ELEFANT

Mit Einheitlicher mitwachsender Lese- & Erzählförderung im Übergang von Kita zur Schule – Mit Elefant zur Schule

Informationen

  • Die mündliche und schriftliche Sprachkompetenz eines Kindes ist eine wichtige Voraussetzung für die erfolgreiche schulische Entwicklung und uneingeschränkte gesellschaftliche Teilhabe. Ein Einsatz systematischer Sprachförderung im Grundschulalter erfolgt oft zu spät, um die Folgen einer frühen Sprachentwicklungsstörung umfassend abfangen zu können. Dennoch besteht vor dem Schuleintritt an außerfamiliären Lernorten wie Kitas bisher keine ausgereifte Förderstruktur. Im Rahmen des Projekts ELEFANT wird deswegen untersucht, inwieweit Kinder durch eine kombinierte digitale Förderung von phonologischer Bewusstheit und Erzählfähigkeit erfolgsversprechend auf die Schule vorbereitet werden können. Ein besonderer Fokus der Interventionsstudie liegt dabei auf der individuellen Förderung von Risikokindern.
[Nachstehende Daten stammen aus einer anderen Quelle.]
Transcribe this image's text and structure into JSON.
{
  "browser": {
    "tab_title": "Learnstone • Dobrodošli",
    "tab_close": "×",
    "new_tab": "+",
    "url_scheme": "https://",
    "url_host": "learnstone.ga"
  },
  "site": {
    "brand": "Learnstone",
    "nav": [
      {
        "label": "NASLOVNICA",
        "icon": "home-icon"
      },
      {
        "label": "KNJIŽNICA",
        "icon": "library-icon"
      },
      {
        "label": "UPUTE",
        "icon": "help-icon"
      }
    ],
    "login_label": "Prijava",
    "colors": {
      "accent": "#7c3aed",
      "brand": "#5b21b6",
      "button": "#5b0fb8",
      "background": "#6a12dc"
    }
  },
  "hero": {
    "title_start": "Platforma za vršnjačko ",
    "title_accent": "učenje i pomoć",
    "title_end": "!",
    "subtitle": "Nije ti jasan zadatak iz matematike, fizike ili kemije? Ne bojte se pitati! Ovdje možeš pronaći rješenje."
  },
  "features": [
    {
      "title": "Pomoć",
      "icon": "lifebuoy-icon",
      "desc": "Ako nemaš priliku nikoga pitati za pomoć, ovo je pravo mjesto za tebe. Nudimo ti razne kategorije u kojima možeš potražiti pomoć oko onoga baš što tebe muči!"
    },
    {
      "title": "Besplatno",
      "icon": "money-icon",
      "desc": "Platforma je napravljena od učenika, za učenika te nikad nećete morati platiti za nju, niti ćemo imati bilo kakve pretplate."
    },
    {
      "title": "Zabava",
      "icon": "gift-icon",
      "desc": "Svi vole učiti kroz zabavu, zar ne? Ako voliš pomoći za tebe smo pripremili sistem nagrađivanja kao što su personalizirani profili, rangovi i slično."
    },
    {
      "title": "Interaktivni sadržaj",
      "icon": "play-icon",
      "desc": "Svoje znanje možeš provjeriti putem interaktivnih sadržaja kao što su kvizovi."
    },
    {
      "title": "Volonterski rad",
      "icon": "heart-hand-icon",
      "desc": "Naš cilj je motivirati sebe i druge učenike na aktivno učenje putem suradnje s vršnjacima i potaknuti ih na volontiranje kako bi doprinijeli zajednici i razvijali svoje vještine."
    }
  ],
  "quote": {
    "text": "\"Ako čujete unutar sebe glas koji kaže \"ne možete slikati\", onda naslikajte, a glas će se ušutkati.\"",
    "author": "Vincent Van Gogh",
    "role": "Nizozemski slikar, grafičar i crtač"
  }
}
  • Die Studie führt eine vergleichende Untersuchung von drei Kindergruppen durch, von denen eine an einem durch Tablets gestützten interaktiven erzählerischen und individuell abgestimmten Förderprogramm in 24 Sitzungen innerhalb von 12 Wochen teilnimmt, während die anderen beiden Gruppen entweder eine reine Vorleseförderung oder die Regelversorgung in der Kita erhalten. Erfasst werden dabei zu drei Messzeitpunkten jeweils die Intelligenz, die phonologische Bewusstheit, der kindliche Wortschatz und die Erzählfähigkeit. Erwartet werden positive Effekte der Förderung auf die Sprachentwicklung, insbesondere für benachteiligte Kinder.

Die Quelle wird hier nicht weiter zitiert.